After graduation I continued to live in Santa Cruz for a few years. There were some great players there that I learned a lot from, some of whom I am fortunate to be collaborating with still, for example Graham Connah. Eventually I moved with friends to Oakland, where I was able to deepen my understanding of jazz by playing with three great musicians and educators: Bill Bell, Donald Bailey, and Mark Levine. Around this time Ben Goldberg, Kenny Wollesen and I formed the New Klezmer Trio, where we started by asking the question, “What would klezmer music sound like now if it had evolved continuously since the 1940’s?”
In the early 1990’s I moved with my wife and young daughter to New York. We didn’t stay long enough to accomplish much musically, but I enjoyed occasional jam sessions with inspiring musicians whose names I won’t mention because it seems too much like name-dropping, considering that I only played with them a couple of times and there are so many other musicians that I had more meaningful associations with that I have left out of this bio. In general, it is pretty hard to write something like this without having it turn into a long list of names that would be pretty boring to anyone but me, because one of the best things about music is that you get to spend time with other players and these relationships are the most important thing, really. To give just one example, I haven’t said anything about the guitarist and composer John Schott, who is a dear friend and someone that I have played with off and on for about fifteen years.
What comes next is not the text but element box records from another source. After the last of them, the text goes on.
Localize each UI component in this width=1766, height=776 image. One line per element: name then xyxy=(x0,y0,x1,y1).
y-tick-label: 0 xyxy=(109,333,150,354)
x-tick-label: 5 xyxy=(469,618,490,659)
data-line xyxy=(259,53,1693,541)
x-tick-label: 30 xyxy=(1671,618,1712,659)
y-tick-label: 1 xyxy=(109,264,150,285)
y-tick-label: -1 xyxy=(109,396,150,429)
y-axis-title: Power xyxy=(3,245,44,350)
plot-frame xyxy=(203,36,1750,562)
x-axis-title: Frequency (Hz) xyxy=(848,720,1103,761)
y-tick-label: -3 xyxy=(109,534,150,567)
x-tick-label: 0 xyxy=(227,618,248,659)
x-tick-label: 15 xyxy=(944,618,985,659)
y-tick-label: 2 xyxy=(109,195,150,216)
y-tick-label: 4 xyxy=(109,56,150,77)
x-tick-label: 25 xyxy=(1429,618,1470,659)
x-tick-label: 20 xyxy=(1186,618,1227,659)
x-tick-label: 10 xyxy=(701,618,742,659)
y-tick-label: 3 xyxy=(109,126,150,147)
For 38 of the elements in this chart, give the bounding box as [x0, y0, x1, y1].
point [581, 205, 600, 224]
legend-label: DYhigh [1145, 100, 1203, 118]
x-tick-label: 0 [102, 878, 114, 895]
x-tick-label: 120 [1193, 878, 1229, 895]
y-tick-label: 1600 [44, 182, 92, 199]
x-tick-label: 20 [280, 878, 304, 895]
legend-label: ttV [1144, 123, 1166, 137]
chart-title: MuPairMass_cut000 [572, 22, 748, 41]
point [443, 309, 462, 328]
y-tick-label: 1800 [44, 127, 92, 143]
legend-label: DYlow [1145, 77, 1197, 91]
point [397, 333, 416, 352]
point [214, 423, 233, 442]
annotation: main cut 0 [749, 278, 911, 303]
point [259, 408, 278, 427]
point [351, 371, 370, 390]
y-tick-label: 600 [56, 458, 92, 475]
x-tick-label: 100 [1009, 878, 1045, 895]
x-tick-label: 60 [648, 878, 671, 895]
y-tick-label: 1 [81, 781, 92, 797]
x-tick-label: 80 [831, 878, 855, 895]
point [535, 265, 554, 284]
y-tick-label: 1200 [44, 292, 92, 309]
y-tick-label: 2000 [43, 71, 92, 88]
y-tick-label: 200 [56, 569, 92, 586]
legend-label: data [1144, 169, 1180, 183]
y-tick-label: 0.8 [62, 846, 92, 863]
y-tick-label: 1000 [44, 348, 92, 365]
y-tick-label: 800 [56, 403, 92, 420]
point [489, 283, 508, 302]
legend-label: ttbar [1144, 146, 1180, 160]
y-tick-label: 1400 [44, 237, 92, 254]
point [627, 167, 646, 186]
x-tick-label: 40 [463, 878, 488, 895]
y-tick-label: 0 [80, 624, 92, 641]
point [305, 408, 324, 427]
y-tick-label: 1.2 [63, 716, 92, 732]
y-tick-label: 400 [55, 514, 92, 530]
So to get back to the timeline, after New York we spent a year and a half living in Southern Vermont, where our son was born. Here I was mentored by the great guy and guitarist Attila Zoller. During this period of living on the east coast I was also fortunate to go on several European tours with the New Klezmer Trio.
We moved back to Berkeley in 1994, where I have enjoyed being part of the jazz and improvised music scene. My major musical associations in recent years have been with the Lost Trio (with Phillip Greenlief and Tom Hasset) and with the singer/songwriter Sonya Hunter. I recorded a cd of compositions and improvisations with Carla Kihlstedt and Elliot Kavee that also features my dubious vocal “talents” several years ago, but I just haven’t gotten around to releasing this yet.